The desire to preserve the ruins and to regain the lost past drove her parents to buy and restore the château, which everyone else thought was beyond salvageable. The château (in Gascony, a south-western region of France) was originally completed in 1371 and then rebuilt three centuries later. It had no electricity and no heating system, and in the evenings bats flew around the château tower. Pauli steadfastly believed in her parents’ dream, and thus she helped them transform the ruin into a living space. She wanted to preserve the original character of the place, and her extensive experience as an architect involved in historical conservation came in handy. The original plaster was restored as well as the cobble stones on the ground floor that likely date from the fourteenth century.
When Pauli’s father was digging under the floor to install the electricity, he discovered a pair of leather shoes, seventeenth-century galoshes that the ladies wore over their silk shoes in order to protect them from the rain and mud. They were put there when the floor was renovated and were said to bring good luck. Today the château is meticulously restored and fully liveable.
Looking at this historic structure, which is a national landmark, Monika Zofia Pauli sees that many centuries ago its architect designed it as what we would today call a passive solar home to minimize energy—with south-facing windows, one-metre-thick stone walls that keep warmth in winter and cool in summer, and deeply embedded foundations.
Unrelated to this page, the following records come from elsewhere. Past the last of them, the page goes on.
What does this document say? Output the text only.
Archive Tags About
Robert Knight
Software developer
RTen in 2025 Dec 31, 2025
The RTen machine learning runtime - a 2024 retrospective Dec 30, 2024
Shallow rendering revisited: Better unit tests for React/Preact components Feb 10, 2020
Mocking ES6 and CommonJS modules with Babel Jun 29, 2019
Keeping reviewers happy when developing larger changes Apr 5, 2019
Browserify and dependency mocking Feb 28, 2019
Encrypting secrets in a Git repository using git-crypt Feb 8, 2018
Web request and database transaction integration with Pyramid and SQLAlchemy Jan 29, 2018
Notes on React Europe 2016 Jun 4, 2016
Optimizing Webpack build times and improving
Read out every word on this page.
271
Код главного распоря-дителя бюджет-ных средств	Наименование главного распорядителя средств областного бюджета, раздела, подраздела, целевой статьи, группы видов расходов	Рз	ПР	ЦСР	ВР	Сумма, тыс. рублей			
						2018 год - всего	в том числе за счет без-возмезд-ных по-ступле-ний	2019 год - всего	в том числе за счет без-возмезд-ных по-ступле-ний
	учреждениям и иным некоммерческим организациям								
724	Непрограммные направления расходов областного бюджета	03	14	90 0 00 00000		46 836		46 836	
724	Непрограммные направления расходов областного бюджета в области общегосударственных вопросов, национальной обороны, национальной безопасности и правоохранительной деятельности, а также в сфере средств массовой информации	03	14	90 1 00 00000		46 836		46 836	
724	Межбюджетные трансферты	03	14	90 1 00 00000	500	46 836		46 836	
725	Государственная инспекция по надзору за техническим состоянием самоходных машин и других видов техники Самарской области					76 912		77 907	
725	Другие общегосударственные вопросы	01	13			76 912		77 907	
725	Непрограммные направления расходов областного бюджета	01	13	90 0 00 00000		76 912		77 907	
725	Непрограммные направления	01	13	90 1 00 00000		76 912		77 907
The château in its current state will endure many hundreds of years. For Pauli’s parents, who witnessed the bombardment of so many monuments, it is something of a miracle that, with their daughter’s assistance, they were able to resurrect the past, to salvage the ruins. “There is a need to link past, present and future and prevent degradation of the environment,” says Monika Zofia Pauli. “I suppose I feel so strongly about it coming from a country which has been ravaged by war.”